Rock stars Max Payne 3 is now 70% off as part of the 2014 Steam Holiday Sale, but fans of neo-noir crime stories were denied access to the cynical world of the drug-addicted detective yesterday due to a glitch in the game’s third-party authentication and matchmaking system. Starting early on Friday, December 19, the Rockstar Social Club part of the game would only respond with “Error contacting activation server” when players tried to launch the game for the first time.
although Max Payne 3 players only use the Rockstar Social Club for multiplayer games, the Social Club is also a DRM system, which functions as an activation gateway and validates new users’ product keys. PC users who purchase the game through Steam will still need to log into the Social Club before they can play multiplayer or single player.

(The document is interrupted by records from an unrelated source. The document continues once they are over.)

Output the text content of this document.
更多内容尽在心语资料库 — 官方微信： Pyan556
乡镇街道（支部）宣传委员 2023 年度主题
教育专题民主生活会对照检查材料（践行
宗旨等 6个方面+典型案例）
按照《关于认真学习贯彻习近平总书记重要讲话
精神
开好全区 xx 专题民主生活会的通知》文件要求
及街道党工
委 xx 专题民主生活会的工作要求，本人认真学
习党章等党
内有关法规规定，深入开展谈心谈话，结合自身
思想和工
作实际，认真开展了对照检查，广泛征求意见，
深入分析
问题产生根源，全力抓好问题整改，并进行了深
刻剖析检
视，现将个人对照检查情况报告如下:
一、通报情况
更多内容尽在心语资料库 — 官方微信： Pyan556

The issue popped up at a particularly bad time, as Max Payne 3 was featured as a Steam sale item. It sparked a vitriolic Reddit post and numerous threads on the game’s Steam discussion sub-forum, with frustrated customers immediately jumping to the conclusion that Rockstar had disabled or shut down the game’s Social Club service. Max Payne 3 was released on PC in June 2012 and disabling activation services from a 2.5 year old title would have been an extremely hostile move indeed.
Luckily that wasn’t what happened. Ars reached out to Rockstar for comment on Saturday evening, and the company responded quickly, assuring us that the issue was temporary and a fix was being worked on. A few hours later, at around 10:35 p.m., Rockstar informed Ars that the issue had been resolved and the Social Club servers were accepting connections again.
While this was a temporary issue and not an actual shutdown, it once again raises the question of what customers should do if companies decide to discontinue their mandatory DRM authentication and matchmaking services. Several other companies have pulled the proverbial rug out from under paying customers, denying them the ability to play “unsupported” older games. In many cases, customers have no legal remedy as reverse engineered solutions violate the anti-circumvention provision of the Digital Millennium Copyright Act.
The original Max Payne title was released in July 2001 and remains perfectly playable (with a little tweaking for modern versions of Windows) more than thirteen years later. The first sequel, which was released in late 2003, is also still playable. It is impossible to predict whether Max Payne 3 with its Rockstar Social Club dependency will be as playable as it is the same age as its predecessors today.